Overview
Genetics and Genomics Medical Genetics encompasses the study of inherited diseases and genetic variations that affect human health, including the molecular mechanisms underlying genetic disorders and their diagnosis. Research published in Public Health International within this domain examines specific genetic conditions through molecular analysis, with particular attention to metabolic disorders caused by enzyme deficiencies. The journal has featured investigations into phenylketonuria, a hereditary metabolic disorder resulting from impaired phenylalanine metabolism, specifically analyzing mutations in genes responsible for enzyme synthesis in affected populations. This work contributes to understanding the genetic basis of rare inherited conditions across different geographic and ethnic groups, which is essential for accurate diagnosis, genetic counseling, and potential therapeutic interventions.

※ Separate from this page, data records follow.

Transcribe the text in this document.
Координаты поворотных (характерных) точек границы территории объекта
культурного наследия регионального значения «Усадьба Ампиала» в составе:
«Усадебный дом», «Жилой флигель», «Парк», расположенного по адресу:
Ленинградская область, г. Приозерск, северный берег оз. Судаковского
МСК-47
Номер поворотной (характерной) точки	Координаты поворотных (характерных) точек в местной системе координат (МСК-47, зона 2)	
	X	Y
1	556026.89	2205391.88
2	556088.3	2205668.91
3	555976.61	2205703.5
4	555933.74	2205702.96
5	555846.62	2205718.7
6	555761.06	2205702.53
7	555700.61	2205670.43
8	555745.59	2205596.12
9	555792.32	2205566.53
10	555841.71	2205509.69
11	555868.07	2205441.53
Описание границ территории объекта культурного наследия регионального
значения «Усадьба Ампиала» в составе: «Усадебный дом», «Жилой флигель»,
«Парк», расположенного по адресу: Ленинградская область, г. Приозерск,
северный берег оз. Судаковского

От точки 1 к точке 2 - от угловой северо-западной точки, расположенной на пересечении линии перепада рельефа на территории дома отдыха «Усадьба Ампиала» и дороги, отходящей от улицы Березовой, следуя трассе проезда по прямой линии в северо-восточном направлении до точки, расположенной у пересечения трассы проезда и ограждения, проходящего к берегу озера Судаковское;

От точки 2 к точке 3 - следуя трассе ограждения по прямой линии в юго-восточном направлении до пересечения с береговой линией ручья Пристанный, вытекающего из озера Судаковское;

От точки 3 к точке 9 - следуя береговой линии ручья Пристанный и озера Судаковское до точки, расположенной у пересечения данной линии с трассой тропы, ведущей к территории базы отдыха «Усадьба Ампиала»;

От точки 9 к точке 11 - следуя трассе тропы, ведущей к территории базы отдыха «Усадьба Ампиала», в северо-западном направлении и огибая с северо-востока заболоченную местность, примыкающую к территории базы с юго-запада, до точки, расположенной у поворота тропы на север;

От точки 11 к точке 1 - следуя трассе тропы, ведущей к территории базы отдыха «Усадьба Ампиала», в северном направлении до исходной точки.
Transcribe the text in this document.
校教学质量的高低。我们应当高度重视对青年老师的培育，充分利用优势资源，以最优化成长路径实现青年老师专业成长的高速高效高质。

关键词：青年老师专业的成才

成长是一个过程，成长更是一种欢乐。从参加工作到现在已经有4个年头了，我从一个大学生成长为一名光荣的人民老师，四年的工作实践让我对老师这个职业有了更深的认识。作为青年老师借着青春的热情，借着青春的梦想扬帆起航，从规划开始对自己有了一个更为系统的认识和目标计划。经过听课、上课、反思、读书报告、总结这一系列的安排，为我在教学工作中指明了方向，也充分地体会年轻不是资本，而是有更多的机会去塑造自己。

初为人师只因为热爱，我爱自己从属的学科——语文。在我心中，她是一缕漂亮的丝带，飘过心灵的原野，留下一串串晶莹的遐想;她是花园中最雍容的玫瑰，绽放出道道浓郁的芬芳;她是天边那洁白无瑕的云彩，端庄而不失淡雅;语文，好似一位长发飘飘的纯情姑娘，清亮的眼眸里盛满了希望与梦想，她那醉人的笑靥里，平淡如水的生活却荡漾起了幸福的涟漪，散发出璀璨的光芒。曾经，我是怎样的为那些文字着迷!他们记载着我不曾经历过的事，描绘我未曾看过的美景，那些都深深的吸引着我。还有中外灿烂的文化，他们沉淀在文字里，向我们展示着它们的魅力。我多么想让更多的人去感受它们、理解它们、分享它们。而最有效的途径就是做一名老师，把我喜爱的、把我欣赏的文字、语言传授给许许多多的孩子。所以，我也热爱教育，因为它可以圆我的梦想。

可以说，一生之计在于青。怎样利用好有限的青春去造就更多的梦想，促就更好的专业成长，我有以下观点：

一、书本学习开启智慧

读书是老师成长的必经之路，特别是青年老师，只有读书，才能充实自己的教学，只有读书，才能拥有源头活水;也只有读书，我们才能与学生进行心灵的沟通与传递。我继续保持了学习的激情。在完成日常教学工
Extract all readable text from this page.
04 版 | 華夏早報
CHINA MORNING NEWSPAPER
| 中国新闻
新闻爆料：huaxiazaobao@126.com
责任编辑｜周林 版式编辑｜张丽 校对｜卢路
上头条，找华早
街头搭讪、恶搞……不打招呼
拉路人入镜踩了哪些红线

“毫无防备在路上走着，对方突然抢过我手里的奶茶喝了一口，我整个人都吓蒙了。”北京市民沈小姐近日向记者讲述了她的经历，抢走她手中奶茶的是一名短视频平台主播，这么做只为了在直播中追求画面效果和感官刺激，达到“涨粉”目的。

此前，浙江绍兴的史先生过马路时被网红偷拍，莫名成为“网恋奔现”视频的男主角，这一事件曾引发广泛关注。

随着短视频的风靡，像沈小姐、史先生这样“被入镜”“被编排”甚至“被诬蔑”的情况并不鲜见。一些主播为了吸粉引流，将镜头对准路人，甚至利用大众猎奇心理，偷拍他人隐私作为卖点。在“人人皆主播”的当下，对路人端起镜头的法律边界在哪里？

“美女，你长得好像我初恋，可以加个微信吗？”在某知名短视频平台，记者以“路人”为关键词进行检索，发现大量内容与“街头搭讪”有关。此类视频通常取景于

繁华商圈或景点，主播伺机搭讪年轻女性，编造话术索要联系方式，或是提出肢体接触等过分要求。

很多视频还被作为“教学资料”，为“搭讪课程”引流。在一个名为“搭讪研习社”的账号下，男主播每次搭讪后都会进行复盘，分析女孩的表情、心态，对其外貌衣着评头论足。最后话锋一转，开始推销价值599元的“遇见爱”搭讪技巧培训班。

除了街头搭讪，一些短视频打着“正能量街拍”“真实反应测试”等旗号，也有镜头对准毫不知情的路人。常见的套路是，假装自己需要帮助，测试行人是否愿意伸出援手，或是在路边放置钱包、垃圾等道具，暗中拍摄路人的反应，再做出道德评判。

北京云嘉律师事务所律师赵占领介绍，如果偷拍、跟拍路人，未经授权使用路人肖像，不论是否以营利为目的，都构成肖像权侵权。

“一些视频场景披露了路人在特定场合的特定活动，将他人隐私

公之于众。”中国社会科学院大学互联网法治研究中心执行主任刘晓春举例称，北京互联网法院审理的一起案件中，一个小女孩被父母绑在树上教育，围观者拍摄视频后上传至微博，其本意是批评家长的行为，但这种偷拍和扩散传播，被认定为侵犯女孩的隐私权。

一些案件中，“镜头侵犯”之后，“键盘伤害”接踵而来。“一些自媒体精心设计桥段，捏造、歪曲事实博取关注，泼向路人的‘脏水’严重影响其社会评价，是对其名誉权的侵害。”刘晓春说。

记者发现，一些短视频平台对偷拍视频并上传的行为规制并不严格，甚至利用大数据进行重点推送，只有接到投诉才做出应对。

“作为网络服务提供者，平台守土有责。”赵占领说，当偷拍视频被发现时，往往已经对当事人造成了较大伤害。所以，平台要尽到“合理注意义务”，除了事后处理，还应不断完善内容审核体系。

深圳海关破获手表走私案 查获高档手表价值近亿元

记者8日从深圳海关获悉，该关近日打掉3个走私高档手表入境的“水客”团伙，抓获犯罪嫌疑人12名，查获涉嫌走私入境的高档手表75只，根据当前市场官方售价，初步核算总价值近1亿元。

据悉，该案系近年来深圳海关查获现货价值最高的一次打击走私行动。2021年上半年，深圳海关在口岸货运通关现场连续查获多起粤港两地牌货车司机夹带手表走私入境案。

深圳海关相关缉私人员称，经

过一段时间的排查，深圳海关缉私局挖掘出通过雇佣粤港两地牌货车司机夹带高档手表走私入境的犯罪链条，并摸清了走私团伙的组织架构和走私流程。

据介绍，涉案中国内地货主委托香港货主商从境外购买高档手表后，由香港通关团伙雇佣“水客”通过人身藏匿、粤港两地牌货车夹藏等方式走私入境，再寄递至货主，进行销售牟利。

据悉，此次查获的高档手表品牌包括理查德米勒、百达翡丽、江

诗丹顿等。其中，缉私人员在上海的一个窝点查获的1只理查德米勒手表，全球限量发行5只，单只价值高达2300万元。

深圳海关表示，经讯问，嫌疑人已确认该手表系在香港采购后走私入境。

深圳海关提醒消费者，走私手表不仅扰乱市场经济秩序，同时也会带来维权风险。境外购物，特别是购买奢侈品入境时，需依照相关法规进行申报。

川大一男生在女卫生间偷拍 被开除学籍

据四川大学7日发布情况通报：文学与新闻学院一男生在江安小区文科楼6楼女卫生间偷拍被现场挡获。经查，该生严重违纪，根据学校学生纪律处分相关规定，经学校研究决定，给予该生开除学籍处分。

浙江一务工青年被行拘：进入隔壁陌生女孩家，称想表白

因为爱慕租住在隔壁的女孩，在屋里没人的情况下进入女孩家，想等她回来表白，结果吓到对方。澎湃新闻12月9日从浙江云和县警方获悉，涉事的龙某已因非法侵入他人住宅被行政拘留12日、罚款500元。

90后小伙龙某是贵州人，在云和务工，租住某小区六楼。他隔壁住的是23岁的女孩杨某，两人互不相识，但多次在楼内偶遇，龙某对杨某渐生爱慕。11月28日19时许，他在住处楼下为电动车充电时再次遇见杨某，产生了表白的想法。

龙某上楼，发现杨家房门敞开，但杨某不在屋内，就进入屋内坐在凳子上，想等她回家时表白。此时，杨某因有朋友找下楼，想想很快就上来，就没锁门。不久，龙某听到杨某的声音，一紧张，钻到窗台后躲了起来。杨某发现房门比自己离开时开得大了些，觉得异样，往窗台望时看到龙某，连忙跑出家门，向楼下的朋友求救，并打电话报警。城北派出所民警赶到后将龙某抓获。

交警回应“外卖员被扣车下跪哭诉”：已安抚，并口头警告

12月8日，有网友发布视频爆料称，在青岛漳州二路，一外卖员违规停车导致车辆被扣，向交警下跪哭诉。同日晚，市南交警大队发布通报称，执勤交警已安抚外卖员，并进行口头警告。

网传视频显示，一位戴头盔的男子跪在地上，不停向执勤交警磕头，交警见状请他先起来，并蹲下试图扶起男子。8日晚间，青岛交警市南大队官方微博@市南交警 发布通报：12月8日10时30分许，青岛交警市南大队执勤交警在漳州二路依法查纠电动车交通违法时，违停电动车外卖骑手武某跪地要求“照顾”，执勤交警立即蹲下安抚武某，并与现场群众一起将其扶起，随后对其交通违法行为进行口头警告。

The molecular characterization of disease-causing genetic variants helps establish genotype-phenotype correlations and may reveal population-specific mutation patterns that inform clinical management strategies. Such research advances the broader field of medical genetics by expanding knowledge of how specific gene mutations manifest in diverse patient populations, ultimately supporting improved diagnostic approaches and personalized medical care for individuals with inherited metabolic disorders and other genetic conditions.
Research published in this journal
1 peer-reviewed article, ranked by relevance. Each links to its DOI.